Ia kemudian kembali ke Tûs. Dalam perjalanan kembali, rombongannya dihadang segerombolan perampok yang turut menyita buku catatannya. Catatan itu akhirnya dikembalikan oleh para penyamun, tetapi peristiwa itu telah membuatal-Ghazâlî sedemikian khawatir kehilangan seluruh ilmunya. Sehingga, selama tiga tahun di Tûs ia merenung, berfikir, dan menghafal semua pelajaran yang didapati di Jurdan. Selama itu ia sempat pula belajar tasawuf dari Yûuf al-Nassâj (w. 487 H/1083 M).
Sesudah itu, al-Ghazâlî berangkat ke Nisabur untuk belajar di salah satu Madrasah Nizâmiyyah.
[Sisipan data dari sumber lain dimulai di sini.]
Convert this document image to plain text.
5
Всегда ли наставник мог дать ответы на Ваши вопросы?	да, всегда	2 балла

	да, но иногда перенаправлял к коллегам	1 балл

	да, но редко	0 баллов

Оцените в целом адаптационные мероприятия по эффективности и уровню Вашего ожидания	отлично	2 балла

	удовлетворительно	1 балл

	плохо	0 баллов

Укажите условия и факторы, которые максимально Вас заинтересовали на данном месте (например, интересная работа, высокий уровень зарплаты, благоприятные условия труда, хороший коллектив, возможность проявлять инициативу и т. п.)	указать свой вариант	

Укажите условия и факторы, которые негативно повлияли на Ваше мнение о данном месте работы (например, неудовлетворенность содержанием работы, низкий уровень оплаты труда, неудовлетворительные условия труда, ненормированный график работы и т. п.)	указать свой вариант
Madrasah ini didirikan oleh Perdana Mentri Nizâm al-Mulk di seluruh daerah Saljuk sebagai tempat pembibitan para ahli teologi-guana mengimbangi aktifitas kekhalifahan Fâtimiyyah Kairo yang menyebar paham Syiah (Ismâ’îliyyah)
Madrasah Nizâmiyyah di Nisabur dipimpin oleh Abû al-Ma’âlî al-Juwaynî (w. 478 H/1075 M), teolog Asy’ariyyah yang bergelar Imam al-Haramayn. Di sinilah al-Ghazâlî menekuni banyak disiplin ilmu dan merintis reputasi sebagai pengarang. Kecerdasanya tampak menonjol, sampai-sampai al-Juwaynî menjulukinya sebagai bahr mughriq (lautan yang menenggelamkan). Karya pertamanya, al-Mankûl fi ‘Ilm al-Ushûl (Yang Terseleksi Tentang Ilmu Usul), sangat menggembirakan gurunya itu. Usai membaca karya itu, sang guru berkata kepanya, ”Kamu telah menguburku hidup-hidup. Mengapa engkau tidak bersabar menunggu sampai aku mati? Dengan bukumu itu, karya-karyaku menjadi terabaikan.” Al-Ghazâlî juga kerap menggantikan al-Juwaynî setiap berhalangan mengajar.
Ia sempat belajar tasawuf dari Abû ‘Ali al-Fadl al Farmadi (w. 477 H/1074 M), al-Ghazâlî akhirnya hengkang dari Nisabur pada tahun wafatnya al-Juwaynî. Ia pergi ke Mu’askar untuk bergabung dalam majelis seminar yang digelar oleh Nizâm al_Mulk. Berkat ketajaman menganalisi dan berargumentasi dalam perdebatan-perdebatan di tempat berkumpulnya ulama terkemuka itu, nama al-Ghazâlî menjadi melambung. I berada di sini selama enam tahun sebelum akhirnya diangkat menjadi guru besar dan kepala Madrasah Nizûmiyyah di Baghdad pada 484 H/1091 M. madrasah itu sendiri telah berdiri sejak 458 H/1065 M.
Di Baghdad, sambil mengajar 300-an lebih murid, ia juga secara otodidak mencoba menguasai filsafatnya al-Farâbî ( 339 H/941 M), Ibnu Sînâ (w. 428 H/1037 M), Ibn Miskawayh (w. 431 H/1040 M), dan kelompok ikwan al-Safâ selama dua tahun. Selama periode Baghdad ini, ia melahirkan beberapa karya seperti Maqâsid al-Falâsifah (Tujuan-tujuan Para Filsuf), Tahâfut al-Falâsifah (Inkoherensi Para Filsuf), Fadâîh al-Bâtiniyyah (Kelancungan Paham Bâtiniyyah), al-Iqtisâd fi al-I’tiqâd (Moderasi dalam Akidah), al-Wajîd (Ringkasan), al-Basît (Yang Komprehensif), dan al-Wasît (Pertengahan). Sampai di sini, al-Ghazâlî masih sangat dekat dengan fasilitas, aspirasi dan misi penguasa.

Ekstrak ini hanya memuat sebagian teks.